“Kemiskinan di DIY adalah sebuah anomali dengan fakta lapangan yang sangat kontradiktif.”
Oleh: Isa Anshori (Pemred Trigger.id)

Bagi warga Yogyakarta ukuran harta kekayaan mungkin tak selalu berkolerasi dengan kebahagiaan. Variabel miskin yang dimiliki Badan Pusat Statistik (BPS) mungkin juga perlu disesuaikan dengan kultur budaya masyarakat Yogyakarta.
Faktanya, meskipun BPS menyebutkan bahwa Daerah Istimewa Yogyakarta (DIY) menjadi provinsi termiskin di Indonesia namun hal tersebut berbanding terbalik dengan status DIY yang menempati peringkat teratas sebagai daerah yang warganya paling bahagia.

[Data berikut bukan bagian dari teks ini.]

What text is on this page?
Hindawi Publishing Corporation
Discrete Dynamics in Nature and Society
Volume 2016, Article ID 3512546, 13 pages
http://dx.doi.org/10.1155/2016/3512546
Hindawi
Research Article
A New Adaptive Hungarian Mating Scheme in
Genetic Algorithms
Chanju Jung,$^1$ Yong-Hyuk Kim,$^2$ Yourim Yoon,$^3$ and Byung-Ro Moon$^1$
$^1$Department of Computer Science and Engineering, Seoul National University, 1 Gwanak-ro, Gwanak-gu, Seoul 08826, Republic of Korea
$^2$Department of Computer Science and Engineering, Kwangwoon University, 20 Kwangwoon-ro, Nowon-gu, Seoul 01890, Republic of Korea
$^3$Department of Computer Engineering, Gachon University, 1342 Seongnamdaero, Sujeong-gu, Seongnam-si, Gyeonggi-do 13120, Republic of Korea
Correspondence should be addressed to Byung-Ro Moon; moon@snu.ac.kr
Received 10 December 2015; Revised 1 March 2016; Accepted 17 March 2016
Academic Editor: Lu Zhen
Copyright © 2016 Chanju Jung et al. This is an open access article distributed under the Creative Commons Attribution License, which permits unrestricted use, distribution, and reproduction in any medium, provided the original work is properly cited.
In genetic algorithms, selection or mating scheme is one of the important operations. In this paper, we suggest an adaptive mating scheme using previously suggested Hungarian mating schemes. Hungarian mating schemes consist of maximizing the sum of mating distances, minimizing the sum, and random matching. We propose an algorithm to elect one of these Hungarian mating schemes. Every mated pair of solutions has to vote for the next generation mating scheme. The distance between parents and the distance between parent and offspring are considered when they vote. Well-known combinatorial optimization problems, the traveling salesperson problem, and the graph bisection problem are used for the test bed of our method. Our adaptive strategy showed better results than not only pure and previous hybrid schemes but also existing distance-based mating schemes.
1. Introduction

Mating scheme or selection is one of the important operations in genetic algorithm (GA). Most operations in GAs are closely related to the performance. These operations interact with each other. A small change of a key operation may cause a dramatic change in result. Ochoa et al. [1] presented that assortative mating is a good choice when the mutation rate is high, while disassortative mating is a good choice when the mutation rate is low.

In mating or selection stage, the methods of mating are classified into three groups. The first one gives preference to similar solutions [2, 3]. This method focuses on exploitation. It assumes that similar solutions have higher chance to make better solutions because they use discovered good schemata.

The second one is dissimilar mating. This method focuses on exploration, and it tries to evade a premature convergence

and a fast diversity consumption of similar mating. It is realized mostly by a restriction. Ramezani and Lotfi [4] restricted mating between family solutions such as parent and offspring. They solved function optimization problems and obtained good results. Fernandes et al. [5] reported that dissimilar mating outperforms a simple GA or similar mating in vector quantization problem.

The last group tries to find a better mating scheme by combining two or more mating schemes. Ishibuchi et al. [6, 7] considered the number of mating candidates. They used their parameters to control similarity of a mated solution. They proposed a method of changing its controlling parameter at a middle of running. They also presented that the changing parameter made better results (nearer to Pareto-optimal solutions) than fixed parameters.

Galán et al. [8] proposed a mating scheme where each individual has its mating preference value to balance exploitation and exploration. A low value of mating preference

Apa ada yang salah?.
Mengutip data resmi Pemprov DIY, kemiskinan di DIY adalah sebuah anomali dengan fakta lapangan yang sangat kontradiktif. Meskipun secara statistik tercatat menjadi provinsi termiskin di Jawa, namun terkait Angka Harapan Hidup (AHH), Indeks Kebahagiaan (IP), Harapan Lama Sekolah (HLS), dan Indeks Kesejahteraan Sosial (IKS), beberapa masih menjadi peringkat tertinggi di Indonesia.
Angka kemiskinan di DIY masih menjadi perhatian besar bagi stakeholder pembangunan di DIY. Kemiskinan ini tentu tidak bisa lepas dari indikator kesejahteraan masyarakat lainnya. Secara statistik, tercatat menjadi provinsi termiskin di Jawa, namun terkait usia harapan hidup, indeks kebahagiaan, harapan lama sekolah dan rata-rata lama sekolah, serta beberapa indeks kemajuan daerah lainnya, masih menjadi peringkat tertinggi di Indonesia. Termasuk di dalamnya adalah tingkat pengangguran yang jauh di bawah rata-rata nasional.
Fakta yang tercermin dari indikator pembangunan tersebut menjadi hal yang bisa jadi bertolak belakang terhadap catatan BPS mengenai kemiskinan di DIY. Secara logika, apabila benar-benar miskin, tentunya akan diperkuat dengan fakta tingginya angka putus sekolah, tingginya pengangguran, serta harapan hidup dan indeks kebahagiaan yang juga rendah. Namun faktanya, hal ini tidak terjadi di DIY, bahkan, unsur pendidikan, kesehatan, harapan hidup dan kebahagiaan masih menjadi salah satu yang terbaik di Indonesia, bukan hanya di Pulau Jawa.
Kepala Bappeda DIY Beny Suharsono menyebutkan, jumlah penduduk miskin di DIY pada September 2022 tercatat sebanyak 463.630 orang atau naik 8.900 orang dibandingkan pada data Maret 2022. Meski demikian, warga miskin di DIY pada September 2022 turun 10.900 orang dibandingkan data Susenas pada September 2021.Kondisi ini juga sejalan dengan kondisi pemulihan ekonomi yang terjadi di DIY.
Perekonomian DIY pada triwulan III-2022 terhadap triwulan III-2021 tumbuh sebesar 5,82 persen. Seiring dengan perkembangan aktivitas pariwisata, ekonomi DIY tumbuh relatif lebih cepat dibandingkan dengan provinsi lain se-Pulau Jawa.
Menurut data dari BPS, pada triwulan III-2022 ini, pertumbuhan ekonomi DIY berada pada peringkat ke-3 setelah Jawa Barat dan DKI Jakarta.
Berdasarkan perhitungan angka kemiskinan DIY tercatat sebesar 11,49 %. Persentase ini berada di atas rerata nasional yaitu 9,57%. Namun Beny menekankan, kemiskinan bukan hanya dilihat dari statistik angka saja. Namun harus juga dilihat bagaimana kehidupan masyarakat dengan parameter-parameter lain seperti tingkat harapan hidup, tingkat pendidikan, tingkat kebahagiaan dan lainnya.
Rupanya, nasib DIY mirip syair sebuah lagu “Miskin asal bahagia”. Nyanyi dulu, apa ngopi dulu?. Mainkan keduanya, jangan lupa bahagia.